Environmental inequality is a potent and pervasive threat to opportunity in America. From mountaintop mining that decimates and contaminates the local air and water supplies of poor rural communities in Appalachia, to the disadvantaged communities that suffer the noxious and poisonous byproducts from discarded toxic technology, coal or chemical plants, and oil refineries, the problem is deep and wide.

But there’s hope: Flint can serve as a national wakeup call to the fact that we need to properly monitor, regulate and remediate. We also need to increase access to nutritious food, quality healthcare and excellent education. That’s because these inequalities compound each other. The absence of nutritional ­necessities in food deserts like Flint­ increases vulnerability to environmental risks like lead or toxic mold, and the absence of access to quality education preys on the cognitive impacts from lead or mold.

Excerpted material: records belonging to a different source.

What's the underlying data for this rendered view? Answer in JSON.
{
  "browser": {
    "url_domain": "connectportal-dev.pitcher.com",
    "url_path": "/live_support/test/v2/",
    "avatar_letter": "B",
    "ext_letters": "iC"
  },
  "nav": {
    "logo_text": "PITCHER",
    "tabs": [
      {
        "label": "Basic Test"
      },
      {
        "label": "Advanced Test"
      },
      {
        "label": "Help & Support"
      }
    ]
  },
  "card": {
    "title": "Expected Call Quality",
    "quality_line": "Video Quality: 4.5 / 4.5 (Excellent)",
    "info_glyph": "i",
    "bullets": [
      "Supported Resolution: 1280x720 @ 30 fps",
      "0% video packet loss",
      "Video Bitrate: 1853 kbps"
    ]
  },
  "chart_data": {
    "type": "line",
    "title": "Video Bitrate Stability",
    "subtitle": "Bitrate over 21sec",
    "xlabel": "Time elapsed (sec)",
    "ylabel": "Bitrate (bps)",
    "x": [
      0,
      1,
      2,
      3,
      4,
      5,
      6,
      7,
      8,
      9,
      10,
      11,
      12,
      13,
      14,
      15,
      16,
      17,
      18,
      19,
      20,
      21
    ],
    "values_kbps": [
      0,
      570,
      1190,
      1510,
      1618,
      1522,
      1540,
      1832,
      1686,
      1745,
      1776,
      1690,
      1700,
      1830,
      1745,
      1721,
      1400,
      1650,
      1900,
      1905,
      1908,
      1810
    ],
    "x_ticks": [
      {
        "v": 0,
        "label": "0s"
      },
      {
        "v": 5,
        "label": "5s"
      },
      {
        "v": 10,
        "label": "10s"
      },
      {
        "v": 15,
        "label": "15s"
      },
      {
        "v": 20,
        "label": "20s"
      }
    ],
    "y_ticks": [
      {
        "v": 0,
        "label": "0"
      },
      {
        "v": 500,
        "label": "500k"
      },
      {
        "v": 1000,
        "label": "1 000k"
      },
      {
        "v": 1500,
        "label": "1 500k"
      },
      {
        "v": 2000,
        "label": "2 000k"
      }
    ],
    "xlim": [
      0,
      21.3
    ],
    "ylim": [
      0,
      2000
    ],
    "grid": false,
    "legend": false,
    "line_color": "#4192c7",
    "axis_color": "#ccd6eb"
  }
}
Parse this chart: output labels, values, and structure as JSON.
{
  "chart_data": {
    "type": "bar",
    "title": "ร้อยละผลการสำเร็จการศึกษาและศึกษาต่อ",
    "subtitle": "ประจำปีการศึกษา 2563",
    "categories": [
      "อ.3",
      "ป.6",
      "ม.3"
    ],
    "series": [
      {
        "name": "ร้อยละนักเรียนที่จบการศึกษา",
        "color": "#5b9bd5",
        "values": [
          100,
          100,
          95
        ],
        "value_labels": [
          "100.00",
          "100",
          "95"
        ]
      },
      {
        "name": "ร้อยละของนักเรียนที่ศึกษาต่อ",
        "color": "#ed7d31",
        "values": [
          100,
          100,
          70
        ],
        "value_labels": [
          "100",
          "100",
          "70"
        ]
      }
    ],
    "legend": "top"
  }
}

Inequality is not a passive economic trend. It’s a full frontal assault on America’s most vulnerable, and the answer isn’t simply more funding. It’s more integrated and holistic thinking about addressing the nutritional, environmental and educational dimensions of poverty. In the wake of the Flint crisis, we need to elevate environmental justice, nutrition and other long-term determinants of wellbeing within the conversation on inequality. This point should actually resonate with the right. While many Republicans have dismissed inequality as “the politics of envy,” some, including Marco Rubio, Rand Paul, and Paul Ryan have come around to talking about it, precisely because they and their supporters have been confronted with incontrovertible links to social mobility and intergenerational poverty.

In a post-Flint America, any agenda to provide “equality of opportunity” needs to address the vast disparities in access to clean air and water. Inequality isn’t just how much money people are making; it’s also what people are breathing, drinking and eating. “Life, liberty, and the pursuit of happiness” are only possible when the most basic biological needs are met.